Monday, April 21, 2014
Cascais convida a subir aos faróis para conhecer séculos de história
Autarquia organiza visitas guiadas e
gratuitas aos faróis do concelho, alguns habitualmente encerrados ao público. O
PÚBLICO acompanhou uma dessas visitas, que começam no farol-museu de Santa
Marta.
Por Marisa Soares, Público de 19 Abril 2014
O farol-museu de Santa Marta | Foto de José Maria Ferreira
“Isso é uma farda?” A pergunta do pequeno Ricardo parece inocente,
mas tem água no bico. Quando o faroleiro Edgar Bentes lhe responde que sim, o
rapaz não perde tempo. “E a arma, está lá em cima?”, questiona, apontando para
a cúpula onde se encontra o aparelho óptico do farol da Guia. Na imaginação
deste menino de dez anos, o faroleiro teria que estar pronto para retaliar “se
os barcos atacassem”. Mas hoje as tarefas deste profissional são outras.
O
farol da Guia é um dos oito que apontam o rumo aos navegadores à entrada da
barra do Tejo.

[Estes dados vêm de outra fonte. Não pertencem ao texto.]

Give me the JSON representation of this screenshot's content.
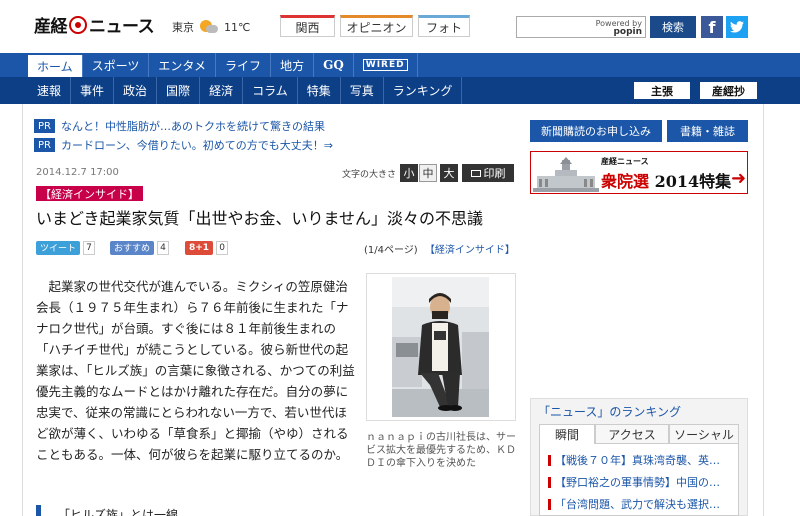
{
  "header": {
    "logo_text_left": "産経",
    "logo_text_right": "ニュース",
    "weather_city": "東京",
    "weather_icon": "sun-cloud-icon",
    "weather_temp": "11℃",
    "tabs": [
      "関西",
      "オピニオン",
      "フォト"
    ],
    "search_placeholder": "",
    "powered_by": "Powered by",
    "popin": "popin",
    "search_button": "検索",
    "facebook": "f",
    "twitter": "t"
  },
  "nav_primary": [
    "ホーム",
    "スポーツ",
    "エンタメ",
    "ライフ",
    "地方",
    "GQ",
    "WIRED"
  ],
  "nav_secondary": [
    "速報",
    "事件",
    "政治",
    "国際",
    "経済",
    "コラム",
    "特集",
    "写真",
    "ランキング"
  ],
  "nav_buttons": {
    "shucho": "主張",
    "sankeisho": "産經抄"
  },
  "pr": [
    {
      "badge": "PR",
      "text": "なんと！中性脂肪が…あのトクホを続けて驚きの結果"
    },
    {
      "badge": "PR",
      "text": "カードローン、今借りたい。初めての方でも大丈夫！⇒"
    }
  ],
  "article": {
    "date": "2014.12.7 17:00",
    "font_size_label": "文字の大きさ",
    "font_sizes": [
      "小",
      "中",
      "大"
    ],
    "print_label": "印刷",
    "category": "【経済インサイド】",
    "headline": "いまどき起業家気質「出世やお金、いりません」淡々の不思議",
    "social": {
      "tweet_label": "ツイート",
      "tweet_count": "7",
      "osusume_label": "おすすめ",
      "osusume_count": "4",
      "gplus_label": "8+1",
      "gplus_count": "0"
    },
    "page_info": "(1/4ページ)",
    "page_link": "【経済インサイド】",
    "body": "　起業家の世代交代が進んでいる。ミクシィの笠原健治会長（１９７５年生まれ）ら７６年前後に生まれた「ナナロク世代」が台頭。すぐ後には８１年前後生まれの「ハチイチ世代」が続こうとしている。彼ら新世代の起業家は、「ヒルズ族」の言葉に象徴される、かつての利益優先主義的なムードとはかけ離れた存在だ。自分の夢に忠実で、従来の常識にとらわれない一方で、若い世代ほど欲が薄く、いわゆる「草食系」と揶揄（やゆ）されることもある。一体、何が彼らを起業に駆り立てるのか。",
    "photo_caption": "ｎａｎａｐｉの古川社長は、サービス拡大を最優先するため、ＫＤＤＩの傘下入りを決めた",
    "subhead": "「ヒルズ族」とは一線"
  },
  "sidebar": {
    "subscribe_button": "新聞購読のお申し込み",
    "books_button": "書籍・雑誌",
    "election_logo": "産経ニュース",
    "election_title_red": "衆院選",
    "election_title_black": "2014特集",
    "ranking_title": "「ニュース」のランキング",
    "ranking_tabs": [
      "瞬間",
      "アクセス",
      "ソーシャル"
    ],
    "ranking_items": [
      "【戦後７０年】真珠湾奇襲、英…",
      "【野口裕之の軍事情勢】中国の…",
      "「台湾問題、武力で解決も選択…"
    ]
  },
  "colors": {
    "nav_primary": "#1b56a8",
    "nav_secondary": "#0d3f86",
    "category_tag": "#c8004a",
    "accent_red": "#cc0000"
  }
}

É um dos faróis mais antigos do país ainda em funcionamento,
construído em 1537, e fica situado no concelho de Cascais, entre o farol de
Santa Marta, construído em 1868, e o do Cabo Raso, de 1894. Uma vez por mês, a
câmara organiza visitas guiadas e gratuitas a estes monumentos. O PÚBLICO
acompanhou uma dessas visitas na quinta-feira passada.
O grupo – cerca de duas dezenas de turistas, metade deles
estrangeiros – ouve atento as explicações de Sandra Santos. É ela a responsável
pelo farol-museu de Santa Marta, o primeiro do género em Portugal, aberto desde
Julho de 2007 no quadro de uma parceria estabelecida entre a Câmara de Cascais
e a Marinha, proprietária do espaço. É aqui que começa a visita.

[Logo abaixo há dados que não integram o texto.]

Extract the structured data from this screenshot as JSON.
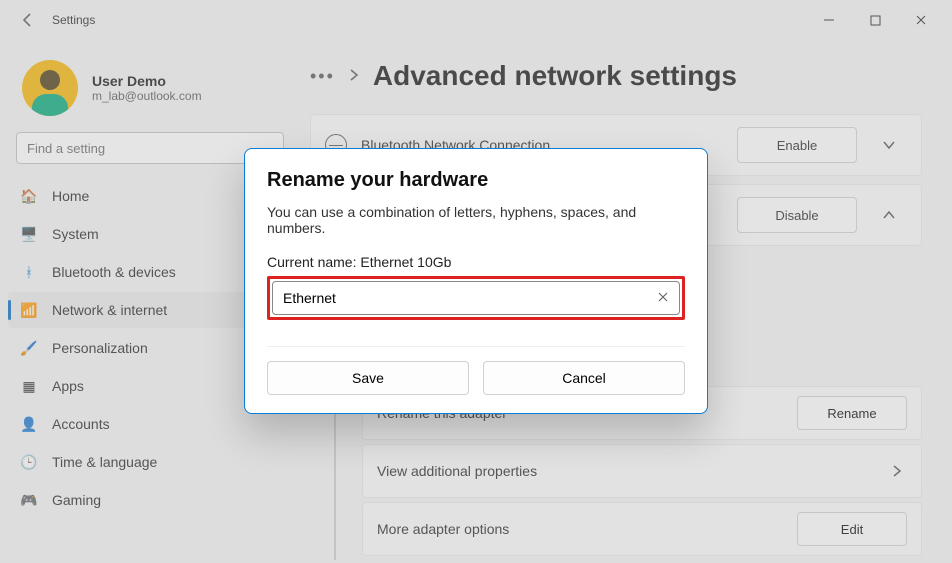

Nos edifícios de apoio, que até 1981 serviram de casa aos três
faroleiros responsáveis pela torre (até à automatização dos faróis),
encontram-se agora peças que contam a história de uma actividade com mais de
500 anos. Nas prateleiras há desde receptores de rádio a óculos de grande
alcance que serviam para detectar os barcos ao longe, e réplicas dos aparelhos
de luz que equiparam os faróis portugueses ao longo dos tempos: primeiro com
recurso a azeite, depois a petróleo, agora a electricidade.

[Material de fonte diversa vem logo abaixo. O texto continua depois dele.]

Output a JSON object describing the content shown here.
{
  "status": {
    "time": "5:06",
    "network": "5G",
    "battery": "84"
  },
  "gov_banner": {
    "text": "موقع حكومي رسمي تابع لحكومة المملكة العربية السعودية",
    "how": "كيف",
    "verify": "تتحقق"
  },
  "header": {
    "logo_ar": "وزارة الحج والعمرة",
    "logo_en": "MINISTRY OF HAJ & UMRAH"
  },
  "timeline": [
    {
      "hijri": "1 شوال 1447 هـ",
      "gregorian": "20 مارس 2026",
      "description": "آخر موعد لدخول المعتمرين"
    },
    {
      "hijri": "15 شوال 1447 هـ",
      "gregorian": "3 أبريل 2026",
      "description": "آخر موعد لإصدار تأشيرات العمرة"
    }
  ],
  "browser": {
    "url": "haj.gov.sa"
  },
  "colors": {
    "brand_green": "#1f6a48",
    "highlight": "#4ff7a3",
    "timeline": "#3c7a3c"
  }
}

“Cada farol tem um código de luz, é a sua assinatura”, explica
Sandra Santos. De Montedor (Viana do Castelo) a Vila Real de Santo António
(Faro), as luzes das três dezenas de faróis do continente (mais 16 nos Açores e
sete na Madeira) brilham numa cor e ritmo próprios, ora intermitentes, ora
giratórias. Na barra do Tejo, à noite, as luzes dos faróis desalinhados
“definem uma linha segura de navegação” para os navegadores.
Instalado no interior do forte com o mesmo nome, o farol de
Santa Marta ergue-se numa torre quadrangular forrada a azulejos, com faixas
horizontais azuis e brancas. Da base à cúpula vão 20 metros. É preciso subir 90
degraus para chegar ao topo, onde a vista descansa no azul do mar, de um lado,
e na paisagem urbana, do outro.
O farol tem estado aberto uma hora por dia, mas ainda este mês
devem começar obras de manutenção, o que obriga a encerrar o espaço. Depois da
intervenção, deverá manter-se aberto apenas no quarto sábado de cada mês,
durante a manhã – com excepção para grupos com marcação, que têm visita
garantida à torre. Mas o museu continuará aberto diariamente, com actividades para
grupos escolares, oficinas, jogos e peddy
paper aos
fins-de-semana.
Entre Junho e Setembro, o farol-museu de Santa Marta será também
o ponto de partida para a iniciativa "Faróis na Noite”, organizada pela
Câmara de Cascais, que inclui passeios nocturnos de barco para ver os faróis ao
longo da barra do Tejo em funcionamento. Os primeiros passeios estão agendados
para 13 e 27 de Junho, às 20h30, e demoram três horas. A participação é
gratuita.
Em terra, o percurso entre os três faróis é feito num autocarro
cedido pela autarquia. O farol da Guia é a segunda paragem. Fardado a rigor, de
calças e camisa azul-escuro com os símbolos da Marinha, Edgar Bentes recebe o
grupo antes de o convidar a subir os 110 degraus que conhece de cor. “Subo-os
pelo menos uma vez por semana”, explica. O pequeno Ricardo é o primeiro a subir
as escadas de ferro que dão acesso à cúpula. “Isto roda?”, pergunta. A resposta
é negativa. A lâmpada de halogéneo de 1000 Watts instalada no aparelho óptico,
com lentes reflectoras, está preparada para fornecer “um segundo de luz, um
segundo de ocultação”, num ritmo intermitente, responde o faroleiro.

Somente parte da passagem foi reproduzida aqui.